BB5 2018 - DO NOT REUSE!!!
Gladys Vega/Getty Images
Sabina performed the first post-hurricane concert there on Feb. 4.

This past September, Ozuna played two sold-out shows at San Juan’s state-of-the-art Coliseo de Puerto Rico José Miguel Agrelot -- the last concerts held there before Hurricane Maria hit four days later. During the next few months, Puerto Rico’s largest venue morphed into ground zero for major aid and housing relief efforts.

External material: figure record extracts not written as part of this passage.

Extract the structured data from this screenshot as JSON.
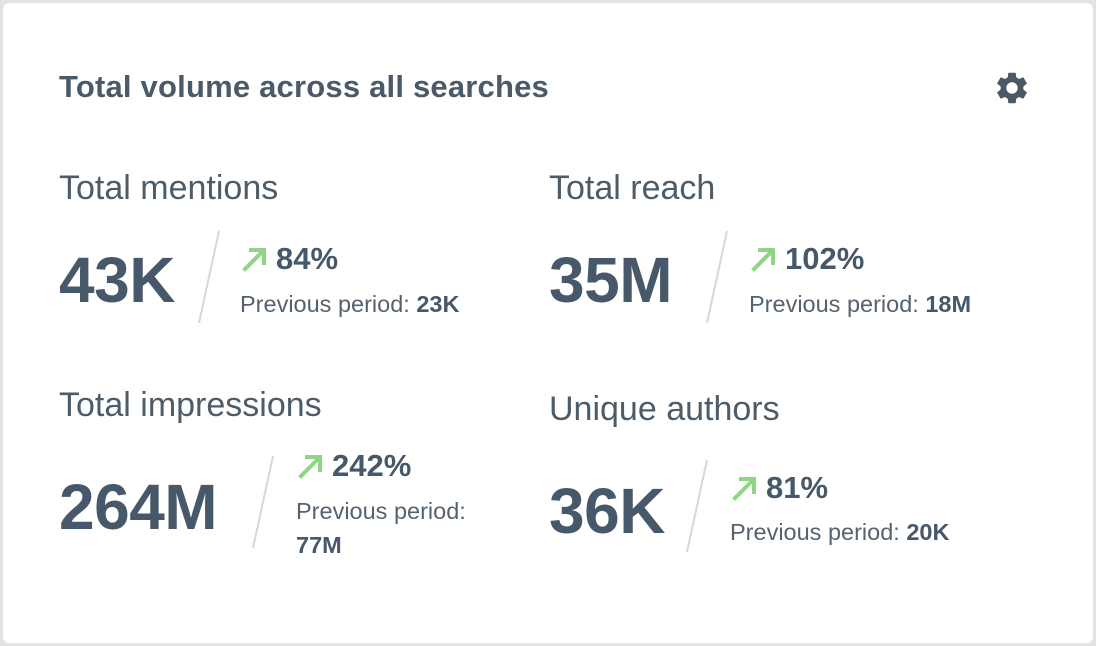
{
  "widget": {
    "title": "Total volume across all searches",
    "settings_icon": "gear-icon"
  },
  "colors": {
    "text": "#46586a",
    "trend_up": "#8fd585",
    "divider": "#d5d8db"
  },
  "metrics": [
    {
      "label": "Total mentions",
      "value": "43K",
      "change": "84%",
      "trend": "up",
      "prev_label": "Previous period:",
      "prev_value": "23K"
    },
    {
      "label": "Total reach",
      "value": "35M",
      "change": "102%",
      "trend": "up",
      "prev_label": "Previous period:",
      "prev_value": "18M"
    },
    {
      "label": "Total impressions",
      "value": "264M",
      "change": "242%",
      "trend": "up",
      "prev_label": "Previous period:",
      "prev_value": "77M"
    },
    {
      "label": "Unique authors",
      "value": "36K",
      "change": "81%",
      "trend": "up",
      "prev_label": "Previous period:",
      "prev_value": "20K"
    }
  ]
}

Barely four months later, “we are now open for business,” says Noelia Garcia, subdirector of the District Authority of the Convention Center, which oversees the Coliseo. On Feb. 4, Spanish singer-songwriter Joaquín Sabina performed the first concert there since the hurricane; Ricardo Arjona’s Feb. 14 show was sold out; and Tommy Torres, Gilberto Santa Rosa and Isabel Pantoja will perform soon after. On Feb. 10, the city’s Centro de Bellas Artes reopened as well.

"Continuing with music and musical activities was a priority," says Garcia. "More than 95 percent of the events that had been canceled have now been rescheduled." She adds that there's a plan to invest more than $10 million in the Coliseo over the next five years.

“Entertainment will recover quicker than other industries,” says José “Pompi” Vallejo, CEO of management/concert promotion firm Mr. & Mrs. Entertainment. “People are looking for things to do.” Case in point: Gloria Trevi and Alejandra Guzmán’s joint Coliseo show, originally slated for December, sold out once its new March 2 date was announced, says SBS Entertainment senior vp Lucas Piña. “I’m surprised, because the island is not fully recuperated,” he adds.

Promoting shows remains a challenge. But radio has emerged a winner: With power still out in many parts of the island, battery-powered and car radios have become lifelines, and ad revenue remains strong. “Right after the hurricane we were much more talk,” says Jesus Salas, executive vp programming/multiplatform coordinator for Spanish Broadcasting System, which has 11 stations on the island. “But now, people want music. They’re back to their listening habits. It’s getting back to normal.”